Lo más llamativo fue que varias semanas después, el centro pidió a varios de los pocos acompañantes que quedaron, que abandonaran el hospital por su lamentable estado anímico. Ellos acabaron deprimidos por no poder salir de la habitación y por no hacer actividad alguna. Para evitar el agravamiento de la situación tuvieron que abandonar el hospital, dejando a sus deudos sin apoyo ni compañía.

Debido a la pandemia se suspendieron pruebas diagnósticas, de seguimiento y de tratamiento quirúrgico de las diversas afecciones que teníamos los ingresados, ya que la planta baja en la que se realizaban, se habilitó para los pacientes del innombrable virus que procedían de otros hospitales en los que no podían atenderlos. Y muchos de ellos fallecieron entre marzo y mayo de aquel año.

Allí no éramos ajenos a la realidad que había fuera. Algunos perdimos a familiares sin que pudiéramos asistir a su entierro. En mi caso perdí a mi madre que estaba ingresada en una residencia. Mi médico rehabilitadora acudió a mi habitación para acompañarme ese día y para decirme que no convenía que me desplazara. Que si hacía falta se iba a comprar una botella de whisky para brindar por la fallecida, como hacían los irlandeses.

Uno de los pacientes afectados por problemas neurológicos, falleció por COVID. Según parece, se contagió en otro hospital donde le hicieron unas pruebas que allí no le pudieron realizar. Esto provocó que, para proteger al resto de internados, se interrumpieran los paseos en solitario que se permitían uno de los días del fin de semana durante apenas veinte minutos.

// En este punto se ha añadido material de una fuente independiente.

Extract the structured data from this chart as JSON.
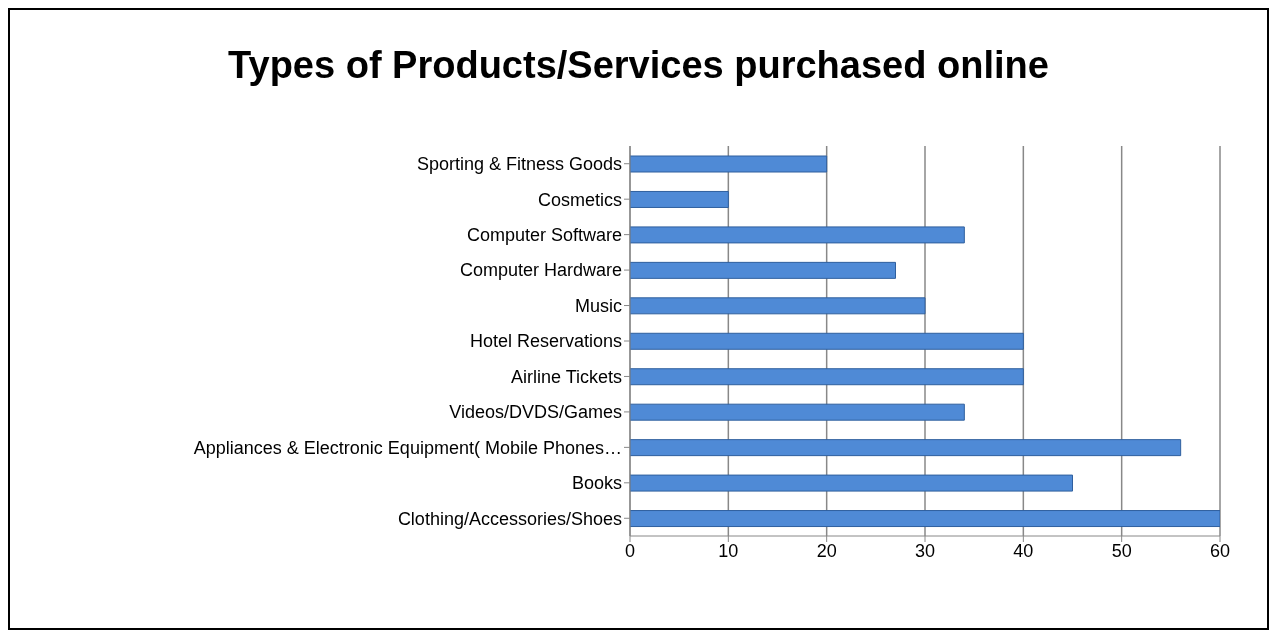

Pero algunos pensamos que había que adaptarse a la nueva situación. Por eso me propuse utilizar todo tipo de rutinas para practicar una panoplia de actividades que me permitieran una digna supervivencia en aquel entorno hostil que no sabía cuánto tiempo iba a durar. Con todo ello pretendía mantenerme higiénicamente sano, tanto física como mentalmente. Lo primero era realizar las actividades físicas de rehabilitación establecidas por los profesionales del hospital, tanto con los rehabilitadores en el gimnasio, como en la habitación. Allí completaba mis ejercicios y paseaba casi dos horas diarias. 

La comunicación con el exterior fue intensa a través de las llamadas telefónicas o por videollamada, además de hacerlo a través de los grupos de mensajería en los que participaba. Grababa videos por distintos motivos que remitía a esos grupos o para eventos para los que requerían mi participación. También me dediqué a atender algunas gestiones de trabajo con el teléfono y con un ordenador que me enviaron.

Pero sobre todo me dediqué a leer todo tipo de publicaciones, especialmente, de literatura. Escribí alguna cosa y preparé un trabajo sobre Benito Pérez Galdós, del que se cumplía el centenario de su muerte aquel año. Todo ello me proporcionó una forma digna de llevar aquella situación de abrumadora soledad.

Cerca del hospital había un barrio en el que sus moradores daban las palmas a las ocho de la tarde como reconocimiento al personal sanitario. Aunque poco a poco aquel ritual se fue diluyendo, dando paso a las sonoras caceroladas por el hartazgo del confinamiento.

Casi siete meses después de haber ingresado, a finales de julio me dieron el alta hospitalaria. De aquel centro recuerdo la profesionalidad y la compañía de todo su personal, con quienes tengo una inmensa e impagable deuda de gratitud.